Senators seek cost-of-living raise for disabled vets

Legislation also would boost benefits to surviving spouses and children.

Proposed legislation would provide a cost-of-living increase to disabled veterans' benefits.

Sen. Patty Murray, D-Wash., on Thursday introduced a bill that would boost disability compensation to veterans based on the annual cost-of-living adjustment paid to Social Security recipients. The legislation also would increase dependency and indemnity benefits distributed to surviving spouses and children. The increase would take effect on Dec. 1 and could affect as many as 3.5 million veterans and surviving family members in fiscal 2012, according to Murray.

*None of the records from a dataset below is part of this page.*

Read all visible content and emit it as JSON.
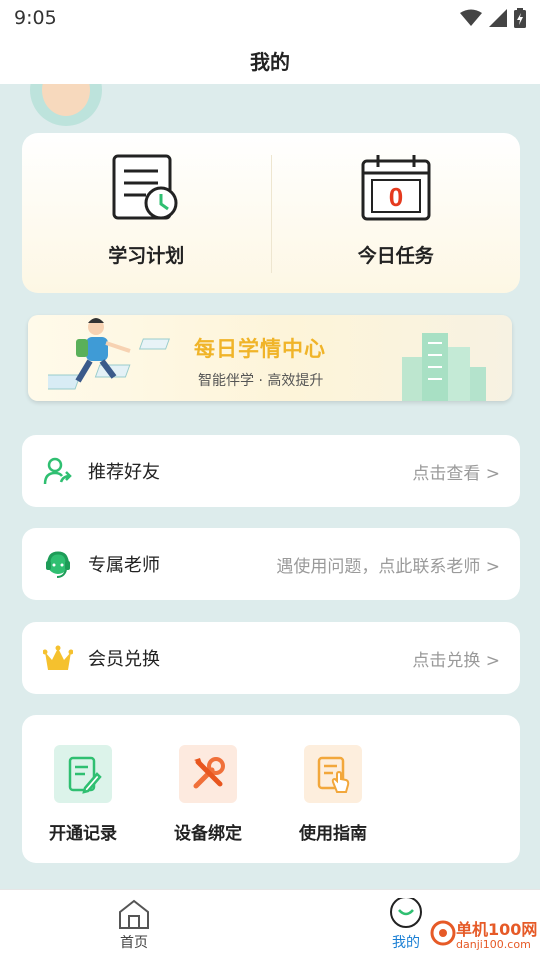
{
  "status": {
    "time": "9:05"
  },
  "header": {
    "title": "我的"
  },
  "plan": {
    "study_plan_label": "学习计划",
    "today_task_label": "今日任务",
    "today_task_count": "0"
  },
  "banner": {
    "title": "每日学情中心",
    "subtitle": "智能伴学 · 高效提升"
  },
  "rows": {
    "recommend": {
      "label": "推荐好友",
      "hint": "点击查看 >"
    },
    "teacher": {
      "label": "专属老师",
      "hint": "遇使用问题，点此联系老师 >"
    },
    "member": {
      "label": "会员兑换",
      "hint": "点击兑换 >"
    }
  },
  "tools": {
    "records": "开通记录",
    "binding": "设备绑定",
    "guide": "使用指南"
  },
  "tabbar": {
    "home": "首页",
    "mine": "我的"
  },
  "watermark": {
    "name": "单机100网",
    "url": "danji100.com"
  },
  "colors": {
    "accent_green": "#2fbf71",
    "banner_gold": "#f0b429",
    "watermark_orange": "#e65a27"
  }
}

"It's been two years since our veterans saw an increase in their benefits through a COLA, and those have been two difficult years," Murray said in a statement. "In a still challenging economy so many of our veterans depend upon the benefits they receive in order to meet their most basic needs, as well as those of their spouses and children," she said. "We have an obligation to the men and women who have sacrificed so much to serve our country and who now deserve nothing less than the full support of a grateful nation."

Based on a formula that takes into account increases in the Consumer Price Index for Urban Wage Earners and Clerical Workers, COLAs are designed to offset inflation and other factors that contribute to a rise in the cost of living.

If there is no CPI increase, a COLA will not take effect, said David Autry, spokesman for Disabled American Veterans, noting that this has been the case for the past two fiscal years. Measures introduced in the past that would have given veterans and Social Security recipients a one-time payout when no COLA is warranted have not been enacted, he added.

According to a Murray spokesman, the legislation would authorize an adjustment to veterans' benefits only if the CPI were to increase.

A bipartisan group of 14 senators has signed on to co-sponsor the bill.